For Paul, though, the struggle was real. It was a struggle against the “against the spiritual forces of evil” and in that struggle, he needed every piece of protection he could get. You and I may not think that we are in a struggle against “spiritual forces of evil” if we think of that struggle as something from a movie like The Exorcist, but think of what you face every day. Are you vulnerable to some angry or spiteful thought? Are you tempted to put yourself before others? Are you wounded by what others say or do to you, and find it hard to work it out with them or forgive them? Are you exposed to some tragedy or reversal that leaves you hopeless and despairing? If your answers are yes, then it sounds like real life, and real life has spiritual dangers as real as the hot bits of steel flying around the army training range.
So where do we get this armour from? In the climax of today’s second reading, Paul says that his whole purpose, his whole mission, is “to make known with boldness the mystery of the gospel” (Eph 6:19). Paul knows that everything he is speaking about – truth, faith, peace, righteousness – all come from the life and message of Jesus Christ.
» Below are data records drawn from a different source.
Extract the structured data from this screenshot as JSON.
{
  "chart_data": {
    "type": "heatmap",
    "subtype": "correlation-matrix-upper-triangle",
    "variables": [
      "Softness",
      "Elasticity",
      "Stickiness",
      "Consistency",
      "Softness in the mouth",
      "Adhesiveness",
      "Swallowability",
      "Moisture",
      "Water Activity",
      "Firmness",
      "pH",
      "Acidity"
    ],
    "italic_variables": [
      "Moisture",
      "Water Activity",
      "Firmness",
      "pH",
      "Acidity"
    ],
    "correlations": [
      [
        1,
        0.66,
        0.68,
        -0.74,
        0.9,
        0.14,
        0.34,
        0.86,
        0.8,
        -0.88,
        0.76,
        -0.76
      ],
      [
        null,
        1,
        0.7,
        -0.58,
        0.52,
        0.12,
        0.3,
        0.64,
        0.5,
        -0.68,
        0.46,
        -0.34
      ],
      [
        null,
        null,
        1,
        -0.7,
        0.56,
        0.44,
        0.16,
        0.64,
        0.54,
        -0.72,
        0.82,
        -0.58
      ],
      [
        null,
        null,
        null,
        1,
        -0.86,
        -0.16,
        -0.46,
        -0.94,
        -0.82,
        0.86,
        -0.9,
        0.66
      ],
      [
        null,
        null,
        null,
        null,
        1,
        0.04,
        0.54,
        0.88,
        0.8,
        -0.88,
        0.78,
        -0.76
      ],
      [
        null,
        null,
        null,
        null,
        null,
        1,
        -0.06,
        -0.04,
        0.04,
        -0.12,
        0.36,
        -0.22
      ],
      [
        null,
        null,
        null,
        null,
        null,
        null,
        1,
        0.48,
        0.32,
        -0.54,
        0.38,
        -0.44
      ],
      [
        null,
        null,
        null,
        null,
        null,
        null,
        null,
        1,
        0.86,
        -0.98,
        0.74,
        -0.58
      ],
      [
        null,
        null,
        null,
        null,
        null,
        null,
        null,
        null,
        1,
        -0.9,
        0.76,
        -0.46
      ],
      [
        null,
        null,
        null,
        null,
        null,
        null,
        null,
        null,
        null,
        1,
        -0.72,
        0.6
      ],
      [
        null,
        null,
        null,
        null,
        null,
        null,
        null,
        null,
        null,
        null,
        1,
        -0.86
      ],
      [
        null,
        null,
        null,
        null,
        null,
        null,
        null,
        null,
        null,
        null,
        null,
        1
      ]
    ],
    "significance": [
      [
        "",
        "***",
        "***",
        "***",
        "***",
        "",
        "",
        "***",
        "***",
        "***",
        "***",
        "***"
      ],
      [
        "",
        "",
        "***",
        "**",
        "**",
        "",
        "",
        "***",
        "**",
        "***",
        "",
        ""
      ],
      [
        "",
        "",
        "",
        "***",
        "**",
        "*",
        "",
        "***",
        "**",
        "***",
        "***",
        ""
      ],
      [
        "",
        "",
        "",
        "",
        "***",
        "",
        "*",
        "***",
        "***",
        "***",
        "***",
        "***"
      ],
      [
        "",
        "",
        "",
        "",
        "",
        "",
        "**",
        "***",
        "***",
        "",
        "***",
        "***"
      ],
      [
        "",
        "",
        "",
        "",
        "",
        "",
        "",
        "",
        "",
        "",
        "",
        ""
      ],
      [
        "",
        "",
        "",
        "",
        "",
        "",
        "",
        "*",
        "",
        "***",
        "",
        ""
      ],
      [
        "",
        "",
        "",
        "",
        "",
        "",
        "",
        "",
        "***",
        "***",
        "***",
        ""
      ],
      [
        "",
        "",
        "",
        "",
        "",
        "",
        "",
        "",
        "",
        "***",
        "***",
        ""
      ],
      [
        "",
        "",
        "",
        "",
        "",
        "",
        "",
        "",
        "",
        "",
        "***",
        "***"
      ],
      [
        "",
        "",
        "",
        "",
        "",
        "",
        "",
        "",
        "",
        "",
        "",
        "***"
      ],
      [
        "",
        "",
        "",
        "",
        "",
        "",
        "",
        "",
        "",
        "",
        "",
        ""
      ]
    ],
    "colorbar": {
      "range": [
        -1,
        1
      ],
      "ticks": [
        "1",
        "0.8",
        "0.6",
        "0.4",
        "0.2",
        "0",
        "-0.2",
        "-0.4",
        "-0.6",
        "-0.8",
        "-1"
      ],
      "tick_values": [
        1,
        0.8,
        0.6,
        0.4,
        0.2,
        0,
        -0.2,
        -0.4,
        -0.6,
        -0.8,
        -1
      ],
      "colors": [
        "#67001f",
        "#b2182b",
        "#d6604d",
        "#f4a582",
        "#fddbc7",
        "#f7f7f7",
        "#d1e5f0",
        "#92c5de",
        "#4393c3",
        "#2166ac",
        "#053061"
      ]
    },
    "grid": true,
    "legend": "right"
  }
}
So if we want this armour, Paul is saying, if we want to be prepared for the spiritual dangers of life, we need to turn to the “mystery of the gospel” and we will find it in the mysterious message and person of Jesus Christ.
When we hear the word “mystery” we think of something that has to be figured out and solved, but I wonder if we have to think of Jesus this way? What Jesus has been saying all through John 6 is pretty mysterious, to be sure. Today we hear Jesus repeating the message we’ve heard all through August:
56 Those who eat my flesh and drink my blood abide in me, and I in them. 57 Just as the living Father sent me, and I live because of the Father, so whoever eats me will live because of me.
These words continue to be difficult to understand, and not just for us but for some who are in the gospel and who up until then called themselves disciples. These people, we are told, “say “tThis teaching is difficult; who can accept it?" (Jn 6:60). Those who remain don’t necessarily understand how Jesus can be one with God, how they have to eat his blood and drink his flesh so that he can abide in them, nor do they understand how he can give them eternal life. But they understand, simply and essentially, that Jesus is the one voice of truth they can be sure of. In what I think is one of the most poignant and wonderful verses in scripture, Peter says “Lord, to whom can we go? You have the words of eternal life” (Jn 6:68).
Earlier in John 6, Jesus had a very simple message for his disciples: “This is the work of God, that you believe in him whom he has sent.’” (Jn 6:29). Today, as we come to the end of John 6, we are reminded that we don’t have to figure out the mystery, nor are we called to mindlessly believe. The message is simply this: Jesus is who he says he is, he and the Father are one, and if we can get as close to us as we can, if we can live in and with him (the meaning of abide, as I understand it) then all will be well, and we will have that spiritual armour that we need to get through life.
When I was on the prairie, my padre host saw that I didn’t have my armour and he said “Right. Well, we’ll see if we can get you sorted.” He got me fixed up so I could be with the exercise. For me, this little exchange helps me understand what happens when we say to Jesus “Lord, where else can we go? You have what we need” Jesus looks at us, sees what we need, and says “Right, I’ll get you sorted”. And then, as Paul says, we have the armour we need to get through life.
Lord, you have the words of eternal life. Only you can kit us out so we can get through all the things that threaten us in this life. Please give us what we need so we can live as your people in this world, and share your mystery with others who need to hear the words of life. Amen.